Eileen me dirigió una mirada, casi tímida.
– Estaba ofuscada. No sabía lo que estaba diciendo.
– A lo mejor pensó que fue Marlowe el que disparó el tiro -insinuó Spencer con tranquilidad.
Entrecerró los ojos y exclamó:
– ¡Oh, no, Howard! ¿Por qué iba a insinuación abominable.
– ¿Por qué? -quiso saber Spencer-. ¿Qué tiene de abominable? La policía pensó lo mismo. Y Candy les proporcionó una razón. Contó que Marlowe estuvo en su cuarto durante dos horas, la noche en que Roger disparó el tiro al techo… después que Roger tomó unas pastillas para dormir.
Eileen enrojeció hasta la raíz de los cabellos.
– Y que usted no llevaba ninguna ropa encima -prosiguió Spencer brutalmente-. Eso fue lo que Candy contó a la policía.
– Pero en la investigación… -comenzó a decir la señora Wade con voz medio temblorosa. Spencer la cortó en seco.
– La policía no creyó a Candy. Por eso no repitió la historia durante la investigación.

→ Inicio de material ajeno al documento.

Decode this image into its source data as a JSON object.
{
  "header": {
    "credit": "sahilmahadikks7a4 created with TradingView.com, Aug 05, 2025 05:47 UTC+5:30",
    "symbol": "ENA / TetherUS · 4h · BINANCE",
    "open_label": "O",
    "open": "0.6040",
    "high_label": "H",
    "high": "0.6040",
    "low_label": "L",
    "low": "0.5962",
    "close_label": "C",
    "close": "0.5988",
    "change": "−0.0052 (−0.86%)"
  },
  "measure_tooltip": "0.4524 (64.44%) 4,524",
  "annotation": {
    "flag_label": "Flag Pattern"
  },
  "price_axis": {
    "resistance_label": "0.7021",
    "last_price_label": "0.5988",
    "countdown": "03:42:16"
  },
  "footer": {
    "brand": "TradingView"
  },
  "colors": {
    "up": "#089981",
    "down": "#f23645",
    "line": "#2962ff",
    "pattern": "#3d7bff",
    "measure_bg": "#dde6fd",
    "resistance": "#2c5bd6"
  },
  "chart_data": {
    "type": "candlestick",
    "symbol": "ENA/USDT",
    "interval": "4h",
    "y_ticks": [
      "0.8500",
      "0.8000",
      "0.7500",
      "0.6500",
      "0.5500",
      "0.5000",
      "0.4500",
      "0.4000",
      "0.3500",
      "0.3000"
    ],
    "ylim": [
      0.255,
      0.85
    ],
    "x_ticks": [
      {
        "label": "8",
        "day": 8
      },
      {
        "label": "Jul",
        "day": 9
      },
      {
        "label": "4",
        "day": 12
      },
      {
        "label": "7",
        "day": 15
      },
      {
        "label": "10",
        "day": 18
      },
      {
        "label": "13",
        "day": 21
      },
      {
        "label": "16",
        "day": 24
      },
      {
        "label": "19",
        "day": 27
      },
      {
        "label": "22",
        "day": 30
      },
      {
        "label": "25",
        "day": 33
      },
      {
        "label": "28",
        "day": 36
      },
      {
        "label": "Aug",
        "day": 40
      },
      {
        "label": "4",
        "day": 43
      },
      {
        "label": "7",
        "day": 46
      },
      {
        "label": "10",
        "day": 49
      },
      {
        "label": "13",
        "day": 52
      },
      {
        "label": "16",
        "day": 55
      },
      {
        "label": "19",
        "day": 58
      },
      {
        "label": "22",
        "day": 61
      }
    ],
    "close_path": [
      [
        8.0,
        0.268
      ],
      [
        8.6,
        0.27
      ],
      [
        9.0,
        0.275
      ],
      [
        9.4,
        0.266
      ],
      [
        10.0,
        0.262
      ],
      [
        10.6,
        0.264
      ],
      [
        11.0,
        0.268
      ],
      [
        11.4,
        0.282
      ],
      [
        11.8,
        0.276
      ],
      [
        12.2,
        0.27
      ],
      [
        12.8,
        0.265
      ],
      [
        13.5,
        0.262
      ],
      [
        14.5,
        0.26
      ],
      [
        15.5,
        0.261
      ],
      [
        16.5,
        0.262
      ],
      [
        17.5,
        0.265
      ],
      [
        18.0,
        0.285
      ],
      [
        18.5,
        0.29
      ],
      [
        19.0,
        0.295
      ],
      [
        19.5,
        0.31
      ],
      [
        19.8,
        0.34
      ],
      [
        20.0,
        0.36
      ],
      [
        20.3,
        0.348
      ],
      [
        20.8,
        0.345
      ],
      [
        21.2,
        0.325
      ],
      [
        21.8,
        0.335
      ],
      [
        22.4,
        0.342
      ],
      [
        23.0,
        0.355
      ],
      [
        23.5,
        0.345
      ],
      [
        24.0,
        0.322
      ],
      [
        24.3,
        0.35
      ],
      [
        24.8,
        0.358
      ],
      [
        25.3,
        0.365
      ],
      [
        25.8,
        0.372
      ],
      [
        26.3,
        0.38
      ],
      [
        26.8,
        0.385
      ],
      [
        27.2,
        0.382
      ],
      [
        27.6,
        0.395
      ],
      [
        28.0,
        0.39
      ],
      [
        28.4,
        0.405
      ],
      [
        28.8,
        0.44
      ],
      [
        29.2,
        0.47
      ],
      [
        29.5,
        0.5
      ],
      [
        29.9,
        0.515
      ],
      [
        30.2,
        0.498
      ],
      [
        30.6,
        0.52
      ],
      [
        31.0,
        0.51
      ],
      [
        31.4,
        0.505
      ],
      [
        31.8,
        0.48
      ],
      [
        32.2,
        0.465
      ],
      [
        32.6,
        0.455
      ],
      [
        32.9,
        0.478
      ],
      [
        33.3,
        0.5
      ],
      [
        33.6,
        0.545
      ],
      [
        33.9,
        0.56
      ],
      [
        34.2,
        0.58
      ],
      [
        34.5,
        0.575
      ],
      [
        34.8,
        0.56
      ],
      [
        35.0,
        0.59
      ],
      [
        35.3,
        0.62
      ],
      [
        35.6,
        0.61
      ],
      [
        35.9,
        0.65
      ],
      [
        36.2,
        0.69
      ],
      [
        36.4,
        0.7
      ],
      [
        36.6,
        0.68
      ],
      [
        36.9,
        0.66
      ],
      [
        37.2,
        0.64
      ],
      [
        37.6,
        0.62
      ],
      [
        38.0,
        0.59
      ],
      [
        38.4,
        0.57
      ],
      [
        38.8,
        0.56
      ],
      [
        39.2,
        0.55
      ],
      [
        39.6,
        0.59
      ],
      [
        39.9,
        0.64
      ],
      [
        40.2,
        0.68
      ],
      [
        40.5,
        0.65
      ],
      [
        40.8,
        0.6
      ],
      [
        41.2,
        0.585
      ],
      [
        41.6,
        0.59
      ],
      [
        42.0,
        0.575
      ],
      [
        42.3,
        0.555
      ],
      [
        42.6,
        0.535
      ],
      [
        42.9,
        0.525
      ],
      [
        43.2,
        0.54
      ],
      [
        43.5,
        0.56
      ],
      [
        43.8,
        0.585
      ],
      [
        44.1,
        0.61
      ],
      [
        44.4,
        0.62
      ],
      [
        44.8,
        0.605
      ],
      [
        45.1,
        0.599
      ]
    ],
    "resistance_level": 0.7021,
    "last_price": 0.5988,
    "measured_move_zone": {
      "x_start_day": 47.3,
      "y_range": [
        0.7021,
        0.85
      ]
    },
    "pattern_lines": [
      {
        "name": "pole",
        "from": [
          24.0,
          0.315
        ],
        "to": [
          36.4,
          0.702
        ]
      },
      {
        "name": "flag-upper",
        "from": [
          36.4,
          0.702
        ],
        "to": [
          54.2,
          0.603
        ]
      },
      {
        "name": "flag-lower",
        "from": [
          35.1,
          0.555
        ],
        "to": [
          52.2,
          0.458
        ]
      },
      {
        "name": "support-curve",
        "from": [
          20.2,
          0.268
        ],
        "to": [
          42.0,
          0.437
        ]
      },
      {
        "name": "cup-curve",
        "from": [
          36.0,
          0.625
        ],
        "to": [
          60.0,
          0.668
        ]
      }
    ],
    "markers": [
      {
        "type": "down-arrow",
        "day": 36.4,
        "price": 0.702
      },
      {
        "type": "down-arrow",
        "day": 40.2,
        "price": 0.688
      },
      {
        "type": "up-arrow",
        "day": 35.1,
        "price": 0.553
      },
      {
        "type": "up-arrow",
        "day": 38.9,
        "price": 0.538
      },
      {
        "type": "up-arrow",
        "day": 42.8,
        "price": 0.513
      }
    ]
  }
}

– ¡Oh! -dijo con un suspiro de alivio.
– Además -continuó Spencer con voz fría-, la policía sospechaba de usted y todavía sospecha. Todo lo que necesitan es un motivo. Y me parece que no les resultará difícil encontrarlo ahora.
Eileen se puso de pie.
– Creo que será mejor que ustedes dos salgan de esta casa. Y cuanto antes, mejor.